El Etihad Stadium se prepara para una de sus noches más multitudinarias con un aforo que rozará los 46.500 espectadores. Dentro de esta marea celeste, la presencia de la afición visitante estará limitada a un grupo de «1.200 madridistas en las gradas», quienes se encargarán de alentar al equipo de sus amores en busca de la remontada. Las autoridades han diseñado un plan de seguridad riguroso que incluye zonas de exclusión y accesos diferenciados para evitar incidentes, especialmente considerando la posible llegada del autobús del City entre bengalas y cánticos, una tradición que suele caldear el ambiente previo al pitido inicial.

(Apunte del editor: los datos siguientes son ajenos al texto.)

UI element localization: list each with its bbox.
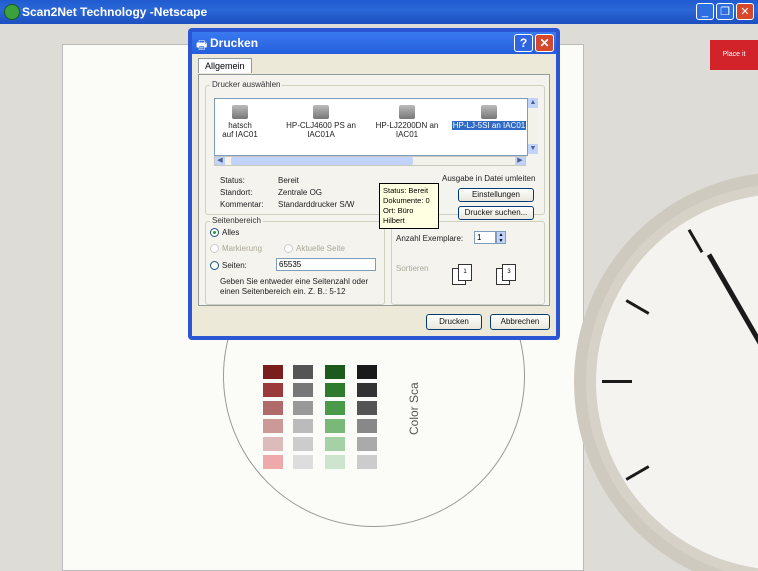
printer-item[interactable]: hatsch auf IAC01 — [215, 105, 275, 139]
printer-item[interactable]: HP-LJ2200DN an IAC01 — [367, 105, 447, 139]
copies-input[interactable] — [474, 231, 496, 244]
scroll-left-icon[interactable]: ◀ — [215, 157, 225, 165]
find-printer-button[interactable]: Drucker suchen... — [458, 206, 534, 220]
tab-panel-general: Drucker auswählen hatsch auf IAC01 HP-CL… — [198, 74, 550, 306]
red-label: Place it — [710, 40, 758, 70]
scroll-thumb[interactable] — [231, 157, 413, 165]
clock-face: Lu — [596, 194, 758, 570]
maximize-button[interactable]: ❐ — [716, 3, 734, 20]
printer-item[interactable]: HP-CLJ4600 PS an IAC01A — [279, 105, 363, 139]
settings-button[interactable]: Einstellungen — [458, 188, 534, 202]
radio-icon — [284, 244, 293, 254]
printer-select-group: Drucker auswählen hatsch auf IAC01 HP-CL… — [205, 80, 545, 220]
range-hint: Geben Sie entweder eine Seitenzahl oder … — [220, 277, 369, 296]
range-all-radio[interactable]: Alles — [210, 228, 239, 238]
printer-group-label: Drucker auswählen — [210, 80, 283, 89]
page-range-group: Seitenbereich Alles Markierung Aktuelle … — [205, 216, 385, 305]
printer-item-selected[interactable]: HP-LJ-5SI an IAC01 — [451, 105, 527, 130]
radio-icon — [210, 244, 219, 254]
color-column — [325, 365, 345, 473]
cancel-button[interactable]: Abbrechen — [490, 314, 550, 330]
dialog-title-bar[interactable]: 🖶 Drucken ? ✕ — [192, 32, 556, 54]
printer-icon: 🖶 — [196, 38, 208, 52]
color-column — [357, 365, 377, 473]
help-button[interactable]: ? — [514, 34, 533, 52]
color-column — [263, 365, 283, 473]
collate-checkbox: Sortieren — [396, 264, 429, 273]
dialog-close-button[interactable]: ✕ — [535, 34, 554, 52]
radio-icon — [210, 261, 219, 271]
copies-label: Anzahl Exemplare: — [396, 234, 464, 243]
copies-group: Anzahl Exemplare: ▲▼ Sortieren 11 23 — [391, 221, 545, 305]
location-value: Zentrale OG — [278, 188, 323, 197]
color-column — [293, 365, 313, 473]
print-dialog: 🖶 Drucken ? ✕ Allgemein Drucker auswähle… — [188, 28, 560, 340]
printer-icon — [313, 105, 329, 119]
network-printer-icon — [481, 105, 497, 119]
radio-on-icon — [210, 228, 219, 238]
wall-clock: Lu — [574, 172, 758, 571]
clock-hand — [706, 253, 758, 386]
print-button[interactable]: Drucken — [426, 314, 482, 330]
pages-input[interactable] — [276, 258, 376, 271]
browser-title-bar: Scan2Net Technology -Netscape _ ❐ ✕ — [0, 0, 758, 24]
collate-icon: 11 — [452, 264, 488, 286]
printer-icon — [232, 105, 248, 119]
close-button[interactable]: ✕ — [736, 3, 754, 20]
comment-value: Standarddrucker S/W — [278, 200, 355, 209]
range-selection-radio: Markierung — [210, 244, 262, 254]
status-label: Status: — [220, 176, 245, 185]
dialog-title: Drucken — [210, 36, 259, 50]
browser-title: Scan2Net Technology -Netscape — [22, 5, 208, 19]
collate-icon: 23 — [496, 264, 532, 286]
scroll-down-icon[interactable]: ▼ — [528, 144, 538, 154]
comment-label: Kommentar: — [220, 200, 264, 209]
printer-list-vscroll[interactable]: ▲ ▼ — [528, 98, 538, 154]
scroll-up-icon[interactable]: ▲ — [528, 98, 538, 108]
range-pages-radio[interactable]: Seiten: — [210, 261, 247, 271]
printer-icon — [399, 105, 415, 119]
netscape-logo-icon — [4, 4, 20, 20]
status-value: Bereit — [278, 176, 299, 185]
minimize-button[interactable]: _ — [696, 3, 714, 20]
tab-general[interactable]: Allgemein — [198, 58, 252, 73]
range-current-radio: Aktuelle Seite — [284, 244, 345, 254]
location-label: Standort: — [220, 188, 253, 197]
scroll-right-icon[interactable]: ▶ — [515, 157, 525, 165]
printer-list-hscroll[interactable]: ◀ ▶ — [214, 156, 526, 166]
print-to-file-checkbox[interactable]: Ausgabe in Datei umleiten — [442, 174, 535, 183]
printer-tooltip: Status: Bereit Dokumente: 0 Ort: Büro Hi… — [379, 183, 439, 229]
chart-label: Color Sca — [407, 382, 421, 435]
copies-spinner[interactable]: ▲ ▼ — [496, 231, 506, 244]
printer-list[interactable]: hatsch auf IAC01 HP-CLJ4600 PS an IAC01A… — [214, 98, 528, 156]
page-range-label: Seitenbereich — [210, 216, 263, 225]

Más allá de los aficionados, el despliegue de personal técnico y de comunicación es abrumador, con 11 posiciones de radio y múltiples producciones televisivas propias operando en simultáneo. La logística arbitral también se ha blindado ante cualquier eventualidad, dejando claro que el orden público es la prioridad absoluta para que el foco permanezca en lo estrictamente deportivo. En las entrañas del estadio, todo está dispuesto para que la convivencia entre las dos hinchadas sea ejemplar, permitiendo que los 90 minutos —o la posible prórroga— se desarrollen bajo los estándares de excelencia que exige la máxima competición continental.